Sigo por diversas redes sociales a varios líderes políticos extremeños. Para mí no sólo es lógico que mantengan estos perfiles, sino que se «ocupen» de alimentarlos. No conviene ser hipócritas en exceso: entremos o no en el juego, la imagen importa. Y las redes son el escaparate de un atestado centro comercial. Será algo superficial, pero hay que comprar la mejor esquina.

En este panorama político de realidades intercambiables, hemos decidido que hay unos mínimos que deben cumplir todos. Aunque a la vista de lo que ha pasado en Andalucía, y antes en medio mundo, ese «todos» pudiera resultar presuntuoso. El caso es que en esas redes hay una publicación que se repite. Vayamos a la fotografía: nuestro político (de turno) paseando ufano por un pueblo, en el Ambroz o en la Siberia, acompañado de un pequeño y sonriente séquito. Envuelto en el idílico marco rural, idealizado por el urbanita medio, emerge el susodicho (de turno) haciendo lo que se supone que haga cada pueblo: visita una fábrica en bata blanca, arando azada en mano, reunión en el ayuntamiento, una caña en el bar de la plaza mayor. Puede parecer el álbum de una visita infantil a un improvisado parque de atracciones. Pero es la imagen de la preocupación por el mundo rural. La imagen, digo.

El reproche, largo en el tiempo, de muchos habitantes de Extremadura a sus políticos es el abandono de determinadas zonas geográficas, para concentrar la ejecución de políticas e inversión en otras. Aunque este desequilibrio también ha surgido en la eterna dicotomía Badajoz-Cáceres, lo cierto es que donde toma cuerpo es en la comparación sector rural-sector urbano. Pero no es una cuestión, desafortunadamente, extremeña.

Me extraña la ausencia de debate público sobre una cuestión que empieza a ser especialmente relevante: España se está escorando hacia una polarización demográfica y, sobre todo, económica, con saldo a favor de las grandes ciudades.

Hemos asumido con naturalidad que los grandes centros de población deben serlo también económicamente, pero creo que es un fenómeno no tan habitual en nuestro propio entorno. Hace sólo diez, veinte años, muchas regiones españolas contaban con grandes empresas que eran motores en su zona de influencia. Lo cual tiene un claro efecto sobre el crecimiento demográfico y económico. Bancos regionales de tradición y claves en su área, como el Pastor en Galicia, han ido siendo integrados en fusiones con los grandes operadores. En infraestructuras, sólo las principales compañías pueden ir con suficiencia a la mayoría de licitaciones públicas, siendo las empresas locales subcontratadas por aquellas, lo que supone que difícilmente podrán negociar términos o ganar volumen.

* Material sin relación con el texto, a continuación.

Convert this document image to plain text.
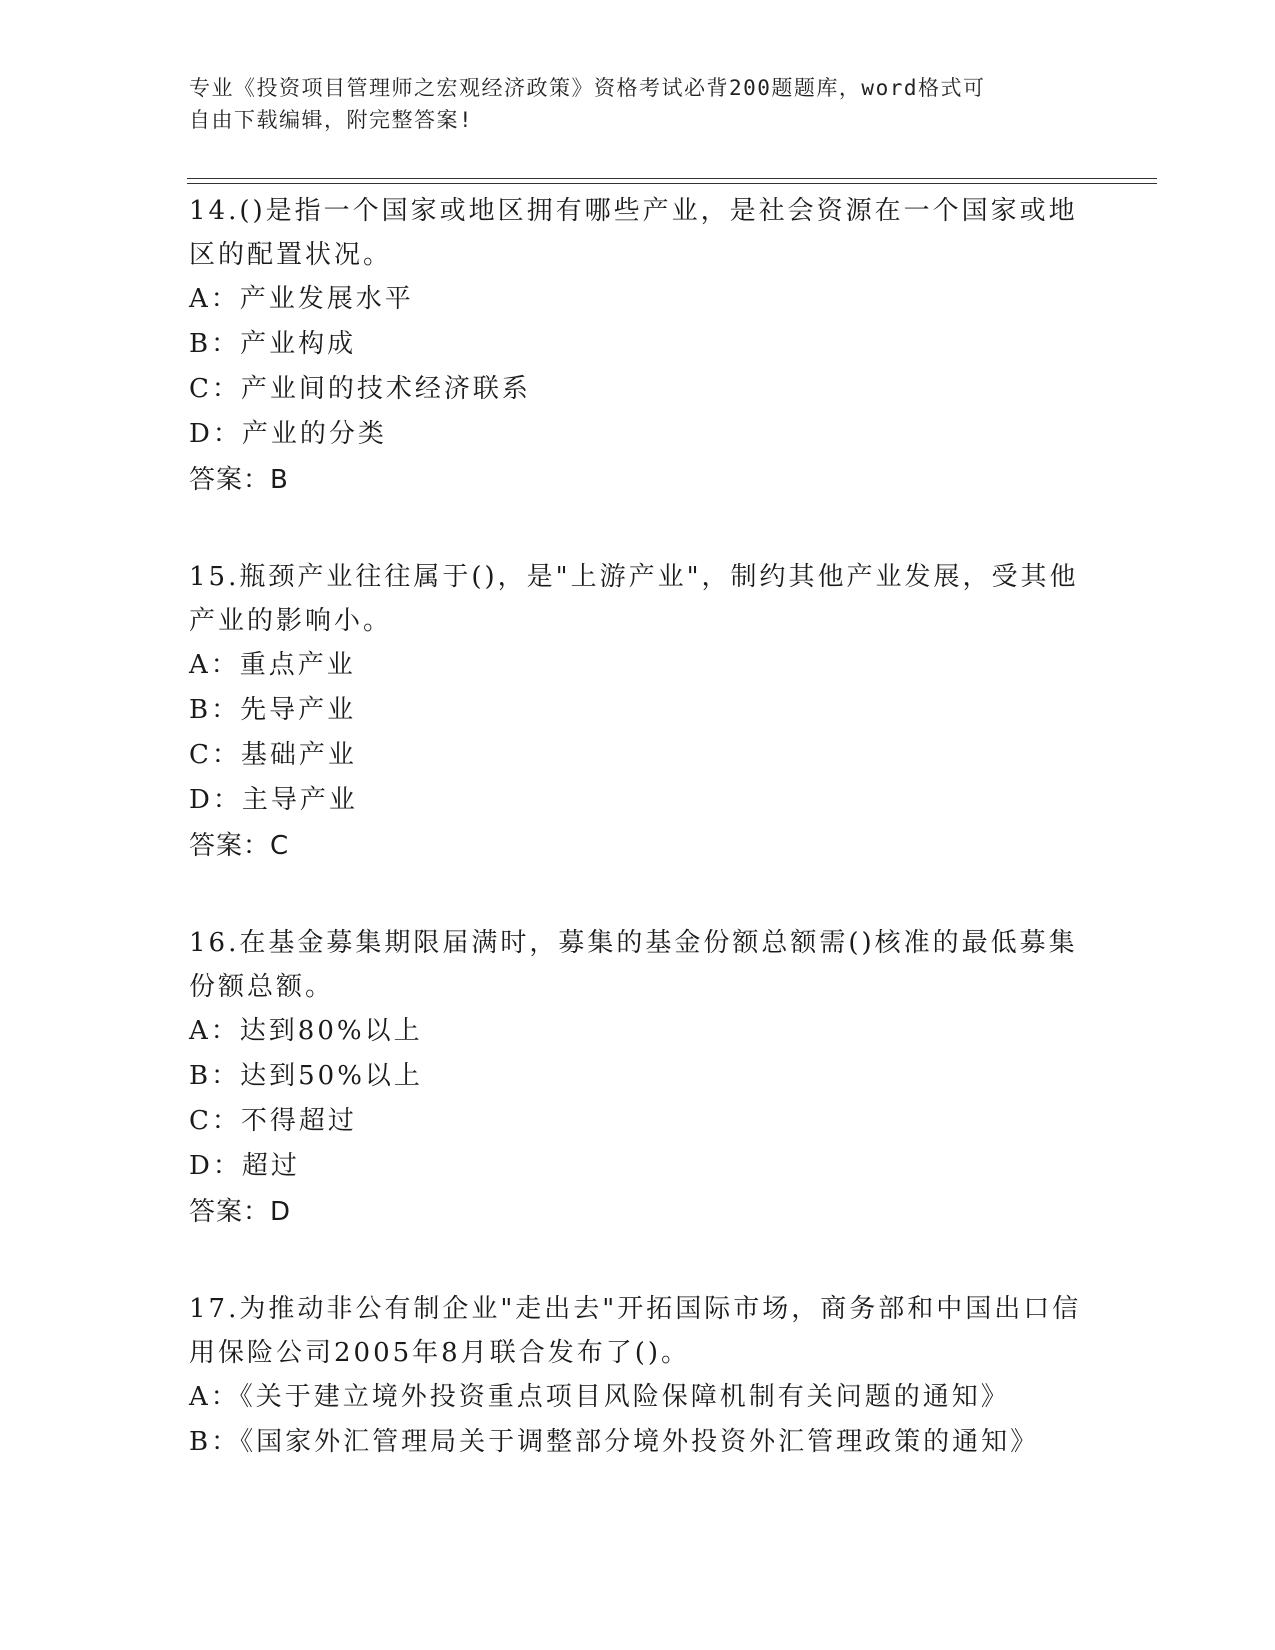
专业《投资项目管理师之宏观经济政策》资格考试必背200题题库，word格式可
自由下载编辑，附完整答案!

14.()是指一个国家或地区拥有哪些产业，是社会资源在一个国家或地区的配置状况。

A：产业发展水平

B：产业构成

C：产业间的技术经济联系

D：产业的分类

答案：B

15.瓶颈产业往往属于()，是"上游产业"，制约其他产业发展，受其他产业的影响小。

A：重点产业

B：先导产业

C：基础产业

D：主导产业

答案：C

16.在基金募集期限届满时，募集的基金份额总额需()核准的最低募集份额总额。

A：达到80%以上

B：达到50%以上

C：不得超过

D：超过

答案：D

17.为推动非公有制企业"走出去"开拓国际市场，商务部和中国出口信用保险公司2005年8月联合发布了()。

A：《关于建立境外投资重点项目风险保障机制有关问题的通知》

B：《国家外汇管理局关于调整部分境外投资外汇管理政策的通知》
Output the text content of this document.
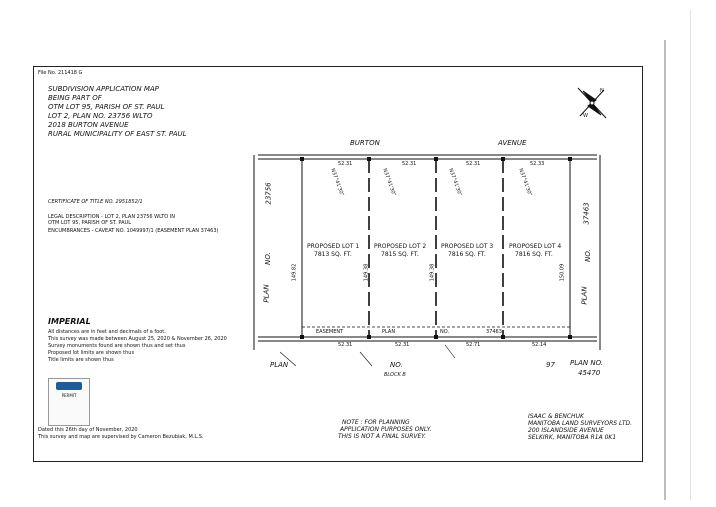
File No. 211418 G
SUBDIVISION APPLICATION MAP
BEING PART OF
OTM LOT 95, PARISH OF ST. PAUL
LOT 2, PLAN NO. 23756 WLTO
2018 BURTON AVENUE
RURAL MUNICIPALITY OF EAST ST. PAUL
N
W
BURTON	AVENUE
52.31	52.31	52.31	52.33
N37°41'30"	N37°41'30"	N37°41'30"	N37°41'30"
149.82	149.38	149.38	150.09
PROPOSED LOT 1
7813 SQ. FT.
PROPOSED LOT 2
7815 SQ. FT.
PROPOSED LOT 3
7816 SQ. FT.
PROPOSED LOT 4
7816 SQ. FT.
52.31	52.31	52.71	52.14
EASEMENT	PLAN	NO.	37463
23756
NO.
PLAN
37463
NO.
PLAN
PLAN	NO.
BLOCK B
97 PLAN NO.
45470
CERTIFICATE OF TITLE NO. 2951852/1
LEGAL DESCRIPTION - LOT 2, PLAN 23756 WLTO IN
OTM LOT 95, PARISH OF ST. PAUL
ENCUMBRANCES - CAVEAT NO. 1049997/1 (EASEMENT PLAN 37463)
IMPERIAL
All distances are in feet and decimals of a foot.
This survey was made between August 25, 2020 & November 26, 2020
Survey monuments found are shown thus and set thus
Proposed lot limits are shown thus
Title limits are shown thus
PERMIT
Dated this 26th day of November, 2020
This survey and map are supervised by Cameron Bezubiak, M.L.S.
NOTE : FOR PLANNING
APPLICATION PURPOSES ONLY.
THIS IS NOT A FINAL SURVEY.
ISAAC & BENCHUK
MANITOBA LAND SURVEYORS LTD.
200 ISLANDSIDE AVENUE
SELKIRK, MANITOBA R1A 0K1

Son sólo ejemplos. Por supuesto, estas compañías tienen su sede en Madrid, Barcelona o Sevilla. Sumen Valencia, Málaga y Bilbao. ¿Más? No, porque A Coruña e Inditex son un caso claramente diferenciado.

El avance tecnológico cambia la economía ya que permite una mayor centralización y reduce la necesidad de presencia regional. Además, costear la investigación habitualmente ligada a la tecnología «ata» el crecimiento al capital que lo genera. Esto quiere decir que el empleo se concentra en las grandes ciudades, y se marcha de las ciudades medianas y del entorno rural.

Duele decirlo, pero el «modelo» económico que supuestamente estamos construyendo se desliza paulatinamente a la creación de una economía «low cost» y de servicios. Básicamente, gran parte del país produce para las grandes ciudades españoles y le sirve de resort vacacional. Es decir, de aquellas actividades económicas donde la tecnología no es clave en la producción.

Lo verdaderamente peligroso es que la respuesta política a este panorama, que supone claramente un desafío a medio plazo, es siempre la misma: la generación de políticas de demanda. O lo que es igual: invertir a corto plazo sin una planificación adecuada detrás. El riesgo vinculado a estas políticas, incluso cuando es bienintencionado, es que generan dos efectos perversos: se crean infraestructuras con sobrecapacidad, ineficientes y costosas de mantener, y se pierde capacidad de inversión en tecnología. Una mala asignación, en definitva.

A mí no me parece mal ni la fotografía ni la visita, no me malinterpreten. Pero, sin un sosegado análisis de una muy compleja situación, esa idílica fotografía pronto amarilleará.